Its right there in the name: Cell, or small areas covered by a single
base station that are connected to provide wider coverage.

This kind of question belongs in

--
Service to my country? Been there, Done that, and I've got my DD214 to
prove it.
Member of DAV #85.

Michael A. Terrell
Central Florida

I

#### Iwo Mergler

Jan 1, 1970
0
Similiar situation, how does cellular telephone operator estimate cover a
city or an area?
So since WiFi is higher in frequency, how do they estimate how to cover an
area?

Computer models for the rough geography, guru experience for the
rest. Then measurements and adjustments to antenna patterns and
power as needed.

The situation is slightly different in that they are not looking
for maximum range for a given setup, but adjust the setup to
get the needed range.

Kind regards,

Iwo

A

Jan 1, 1970
0
So how do you estimate WiFi and Cellular phone antenna coverage?
For rough estimate, how to design antenna coverage area pattern for typical
suburban areas?

I

#### Iwo Mergler

Jan 1, 1970
0
So how do you estimate WiFi and Cellular phone antenna coverage?
For rough estimate, how to design antenna coverage area pattern for
typical suburban areas?

You look at the place, make an educated guess about the
absorption and reflection properties of the landscape,
buildings and other stuff and go by gut feeling.

It's about as accurate as forecasting the weather. In
theory, it can be calculated exactly, but in reality
you never have sufficient information to do it.

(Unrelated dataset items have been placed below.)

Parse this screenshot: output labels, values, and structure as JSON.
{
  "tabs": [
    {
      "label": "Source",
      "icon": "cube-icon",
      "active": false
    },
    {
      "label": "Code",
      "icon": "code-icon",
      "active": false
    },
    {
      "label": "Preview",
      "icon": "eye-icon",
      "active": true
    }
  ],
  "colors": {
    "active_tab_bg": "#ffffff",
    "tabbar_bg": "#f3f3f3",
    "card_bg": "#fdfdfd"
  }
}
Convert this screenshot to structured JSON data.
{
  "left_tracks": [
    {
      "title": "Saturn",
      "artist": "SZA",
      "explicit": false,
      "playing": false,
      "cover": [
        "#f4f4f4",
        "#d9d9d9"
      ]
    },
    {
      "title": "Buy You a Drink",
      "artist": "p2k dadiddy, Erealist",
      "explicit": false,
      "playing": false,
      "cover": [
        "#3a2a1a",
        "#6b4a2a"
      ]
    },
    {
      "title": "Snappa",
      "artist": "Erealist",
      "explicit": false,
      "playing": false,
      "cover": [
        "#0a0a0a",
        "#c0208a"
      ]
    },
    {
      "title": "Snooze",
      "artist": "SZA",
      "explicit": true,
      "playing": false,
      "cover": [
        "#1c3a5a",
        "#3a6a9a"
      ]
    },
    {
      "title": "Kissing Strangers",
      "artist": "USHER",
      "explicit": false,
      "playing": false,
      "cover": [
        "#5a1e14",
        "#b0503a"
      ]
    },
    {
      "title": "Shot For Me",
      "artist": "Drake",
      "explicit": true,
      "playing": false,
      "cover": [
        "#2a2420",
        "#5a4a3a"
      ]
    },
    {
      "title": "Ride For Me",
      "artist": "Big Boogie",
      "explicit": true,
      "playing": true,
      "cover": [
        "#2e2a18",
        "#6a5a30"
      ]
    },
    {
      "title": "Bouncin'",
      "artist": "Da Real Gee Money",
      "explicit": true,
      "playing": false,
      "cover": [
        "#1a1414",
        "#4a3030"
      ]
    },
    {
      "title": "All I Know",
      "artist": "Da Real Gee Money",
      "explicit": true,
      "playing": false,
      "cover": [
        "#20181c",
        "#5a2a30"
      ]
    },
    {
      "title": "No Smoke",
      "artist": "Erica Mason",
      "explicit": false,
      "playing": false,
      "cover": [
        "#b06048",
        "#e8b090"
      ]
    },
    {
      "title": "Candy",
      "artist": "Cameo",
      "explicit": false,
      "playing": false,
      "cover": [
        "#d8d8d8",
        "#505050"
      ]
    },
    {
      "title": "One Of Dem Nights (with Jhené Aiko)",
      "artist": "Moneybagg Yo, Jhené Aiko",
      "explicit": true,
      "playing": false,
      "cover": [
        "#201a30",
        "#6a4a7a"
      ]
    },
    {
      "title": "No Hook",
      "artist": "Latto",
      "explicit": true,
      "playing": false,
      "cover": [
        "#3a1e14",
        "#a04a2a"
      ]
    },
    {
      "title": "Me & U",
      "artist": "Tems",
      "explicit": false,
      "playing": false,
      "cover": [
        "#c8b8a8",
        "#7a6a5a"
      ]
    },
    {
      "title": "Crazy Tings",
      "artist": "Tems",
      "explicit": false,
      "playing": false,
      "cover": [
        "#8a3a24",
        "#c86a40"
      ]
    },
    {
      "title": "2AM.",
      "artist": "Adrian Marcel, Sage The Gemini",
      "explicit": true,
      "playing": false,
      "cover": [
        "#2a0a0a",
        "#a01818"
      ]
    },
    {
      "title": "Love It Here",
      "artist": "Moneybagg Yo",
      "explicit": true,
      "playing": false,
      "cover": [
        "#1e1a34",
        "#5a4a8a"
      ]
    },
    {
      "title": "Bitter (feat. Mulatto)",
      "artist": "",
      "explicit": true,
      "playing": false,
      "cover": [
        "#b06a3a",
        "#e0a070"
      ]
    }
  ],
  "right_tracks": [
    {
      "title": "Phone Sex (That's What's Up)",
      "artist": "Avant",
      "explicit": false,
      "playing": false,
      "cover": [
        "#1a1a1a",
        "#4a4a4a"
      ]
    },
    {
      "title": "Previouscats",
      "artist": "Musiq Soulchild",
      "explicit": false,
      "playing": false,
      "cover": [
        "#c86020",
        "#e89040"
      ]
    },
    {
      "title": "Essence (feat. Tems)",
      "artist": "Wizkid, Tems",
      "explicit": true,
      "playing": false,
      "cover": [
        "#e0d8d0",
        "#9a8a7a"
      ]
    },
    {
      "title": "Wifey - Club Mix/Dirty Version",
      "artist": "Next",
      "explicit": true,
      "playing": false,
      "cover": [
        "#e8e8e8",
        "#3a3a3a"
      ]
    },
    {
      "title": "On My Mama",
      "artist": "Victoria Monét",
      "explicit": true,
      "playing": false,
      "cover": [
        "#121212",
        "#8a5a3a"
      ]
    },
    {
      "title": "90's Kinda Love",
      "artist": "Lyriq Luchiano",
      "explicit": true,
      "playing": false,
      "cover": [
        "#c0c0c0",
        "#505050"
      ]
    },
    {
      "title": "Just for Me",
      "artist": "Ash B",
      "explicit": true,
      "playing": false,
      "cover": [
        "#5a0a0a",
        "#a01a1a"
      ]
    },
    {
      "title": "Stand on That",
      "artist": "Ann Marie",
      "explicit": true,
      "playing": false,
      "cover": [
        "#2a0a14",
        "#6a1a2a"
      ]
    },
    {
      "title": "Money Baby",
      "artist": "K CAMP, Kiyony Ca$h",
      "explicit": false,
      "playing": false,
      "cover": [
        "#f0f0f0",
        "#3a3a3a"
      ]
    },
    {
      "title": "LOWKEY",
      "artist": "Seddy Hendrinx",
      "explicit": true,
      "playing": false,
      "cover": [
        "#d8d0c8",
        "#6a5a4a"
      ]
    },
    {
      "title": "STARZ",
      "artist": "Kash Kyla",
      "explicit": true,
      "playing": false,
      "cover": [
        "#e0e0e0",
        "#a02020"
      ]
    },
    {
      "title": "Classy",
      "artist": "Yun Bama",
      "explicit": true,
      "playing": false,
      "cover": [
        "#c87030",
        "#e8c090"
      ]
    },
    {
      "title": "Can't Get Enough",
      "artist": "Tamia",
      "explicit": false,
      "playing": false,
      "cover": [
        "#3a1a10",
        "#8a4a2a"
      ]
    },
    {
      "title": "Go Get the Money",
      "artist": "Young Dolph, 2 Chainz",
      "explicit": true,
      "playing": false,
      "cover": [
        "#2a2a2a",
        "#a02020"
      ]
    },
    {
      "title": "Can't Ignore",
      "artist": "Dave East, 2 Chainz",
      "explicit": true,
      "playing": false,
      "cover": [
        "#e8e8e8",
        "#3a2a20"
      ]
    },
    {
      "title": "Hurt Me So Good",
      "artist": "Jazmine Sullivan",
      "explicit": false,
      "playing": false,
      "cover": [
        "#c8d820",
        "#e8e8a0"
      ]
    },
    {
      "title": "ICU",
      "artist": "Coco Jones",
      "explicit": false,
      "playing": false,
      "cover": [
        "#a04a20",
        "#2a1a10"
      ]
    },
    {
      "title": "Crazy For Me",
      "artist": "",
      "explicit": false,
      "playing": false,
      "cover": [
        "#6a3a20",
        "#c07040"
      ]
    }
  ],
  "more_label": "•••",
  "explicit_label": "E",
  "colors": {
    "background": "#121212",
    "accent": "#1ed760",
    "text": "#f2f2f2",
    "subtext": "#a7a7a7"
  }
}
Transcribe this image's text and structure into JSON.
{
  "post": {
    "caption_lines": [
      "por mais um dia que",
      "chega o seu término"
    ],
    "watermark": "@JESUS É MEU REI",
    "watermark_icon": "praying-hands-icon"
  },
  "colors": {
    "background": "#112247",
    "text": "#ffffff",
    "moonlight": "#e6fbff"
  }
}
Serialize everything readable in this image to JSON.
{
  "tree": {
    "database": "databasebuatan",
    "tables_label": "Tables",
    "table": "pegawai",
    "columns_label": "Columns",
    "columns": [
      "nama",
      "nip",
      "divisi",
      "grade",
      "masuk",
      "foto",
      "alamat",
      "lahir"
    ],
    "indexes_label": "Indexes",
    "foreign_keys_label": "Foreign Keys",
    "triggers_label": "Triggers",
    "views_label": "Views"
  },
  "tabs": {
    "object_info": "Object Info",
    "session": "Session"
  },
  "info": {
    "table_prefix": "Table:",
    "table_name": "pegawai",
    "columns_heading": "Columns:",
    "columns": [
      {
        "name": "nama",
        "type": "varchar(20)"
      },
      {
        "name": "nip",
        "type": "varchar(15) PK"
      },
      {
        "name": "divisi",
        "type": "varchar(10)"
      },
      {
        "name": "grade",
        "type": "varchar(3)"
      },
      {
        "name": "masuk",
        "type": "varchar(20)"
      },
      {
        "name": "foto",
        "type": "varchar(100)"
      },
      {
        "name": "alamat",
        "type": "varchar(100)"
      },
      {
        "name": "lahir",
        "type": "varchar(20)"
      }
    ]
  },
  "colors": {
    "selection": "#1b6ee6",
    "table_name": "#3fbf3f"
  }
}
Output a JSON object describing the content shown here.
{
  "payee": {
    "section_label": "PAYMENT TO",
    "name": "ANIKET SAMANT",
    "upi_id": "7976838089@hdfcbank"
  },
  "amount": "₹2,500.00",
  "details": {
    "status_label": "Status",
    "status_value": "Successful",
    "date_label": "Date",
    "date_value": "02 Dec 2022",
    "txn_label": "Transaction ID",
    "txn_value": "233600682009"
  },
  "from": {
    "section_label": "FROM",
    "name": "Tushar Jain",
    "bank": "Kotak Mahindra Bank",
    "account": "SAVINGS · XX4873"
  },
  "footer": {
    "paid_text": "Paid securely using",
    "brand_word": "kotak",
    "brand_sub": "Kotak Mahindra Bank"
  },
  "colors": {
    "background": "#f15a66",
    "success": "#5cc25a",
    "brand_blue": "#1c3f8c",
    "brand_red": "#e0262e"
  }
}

It's not an exact science. In free space, you can calculate
exactly, after that people tend to use rules of thumb.

Kind regards,

Iwo

J

Jan 1, 1970
0
A

Jan 1, 1970
0
So, rough design estimest, would you say every 1 square mile per antenna
point, or 2 or 3 or 5 square mile?

I know, nobody want Cell or WiFi antenna tower in front of their house.